(Here’s the fourth post on the 2007 IA Summit. You can find the first one that introduces the series and describes the first theme ‘tangible’ here, the second one on ‘social’ here and the third one on ‘web of data’ here.)
Like other design disciplines, IAs are typically brought in to solve a problem. The extent to which the design problem is defined and explicated is a huge determining factor in the success of their undertaking. More often than not, an IA would take a problem and run with it, not thinking whether this is the right problem to solve, or even a problem at all!
This has always seemed like a silly situation to me. Some of the most enjoyable sessions at the summit therefore were the ones that discussed ways in which IAs can join in on strategic thinking. This way, we can help discover the actual problem that needs solving, which gives us a better chance of actually delivering a successful and valuable solution.
Gene Smith and Matthew Milan discussed conceptual models (which I’ve been playing around with for a while) and the more involved rich mapping, from soft systems thinking. Key takeaway for me was when modelling a system we should also describe its context (including the project itself). Other good stuff by people of Critical Mass (Milan again together with Sam Ladner) was provided in the form of ‘backcasting’, a very visual brainstorming method to be used in a workshop session with a client in order to envision desired project outcomes and map paths from the current situation to those outcomes (notes at The Chicken Test).
People from Avenue A Razorfish (Garrick Schmitt, Marisa Gallagher) talked about their framework for tying together lots of different user research such as click stream analysis, search logs, eye tracking and others. This reminded me of Jared Folkmann’s excellent talk at last year’s Euro IA Summit in Berlin.
Finally, I attended one nice talk (by James Robertson) on the value of contextual enquiries, which if nothing else has made me all the more determined to try this myself the next time an opportunity presents itself.

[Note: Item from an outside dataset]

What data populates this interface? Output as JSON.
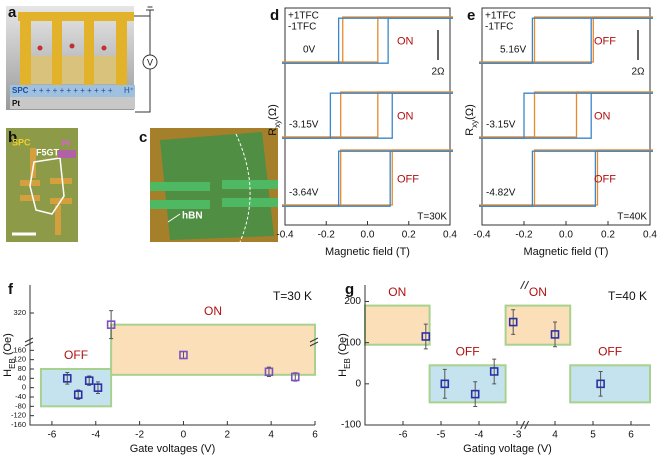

I’m lucky enough to be doing some concepting and interaction design work for a social web site. This presented me with the opportunity to integrate some stuff I found while reading on social software, and the web as platform/network. Here’s how I’ve been integrating some of it.
I was inspired by the concept model of the Flickr ecosystem I saw in Luke Wroblewski’s presentation on social interaction design (which was done by Bryce Glass) to try and create one myself. Coincidentally there’s a whole chapter in Dan Brown’s book (which Peter was smart enough to purchase and was lying around the office) on creating concept models.
One of the things I wanted to do is make the site play nice with the web of data. To that end, I decided to apply Tom Coates’ 3 basic page types to the design of the site. So what I did was first create a concept model (of course following some research of the site’s business and user goals) and then look at the nouns and verbs in the model. For each noun I created a single object view page and a list view page. For each verb I created a manipulation interface page. Of course, all list type pages would get RSS feeds in the eventual site.
For instance if you have a model that states ‘Reviewer rates Book’ then you’d end up with a page for each reviewer and book, a page to list reviewers, a page to list books and a manipulation interface for rating a book.
Doing this resulted in a nice list of pages that I could then analyse for completeness and/or redundancy. Of course this only works if your concept model accurately reflects what the site should achieve. If your model sucks, your list of pages will too.
Another caveat lies in the fact that a concept model tends to be very effective for mapping the functional aspects of a site, but not very suitable for creating an overview of its content (which is often more push oriented). If the kind of site you’re creating involves more information architecture than interaction design you might want to do some additional content inventory work and fold that into the page list.
One last challenge would be organizing these pages in a coherent whole (beyond coupling lists to single items to interfaces). I can imagine I’d attempt some card sorting to achieve that.
Finally, for creating the concept model I used the specialized (and free) tool CmapTools which is pretty nice in that it goes beyond visually modelling the concepts but actually tracking the statements you implicitly make when linking concepts to each other.
Anyone else have experience with trying to integrate some of the stuff Coates was talking about in their design of a site?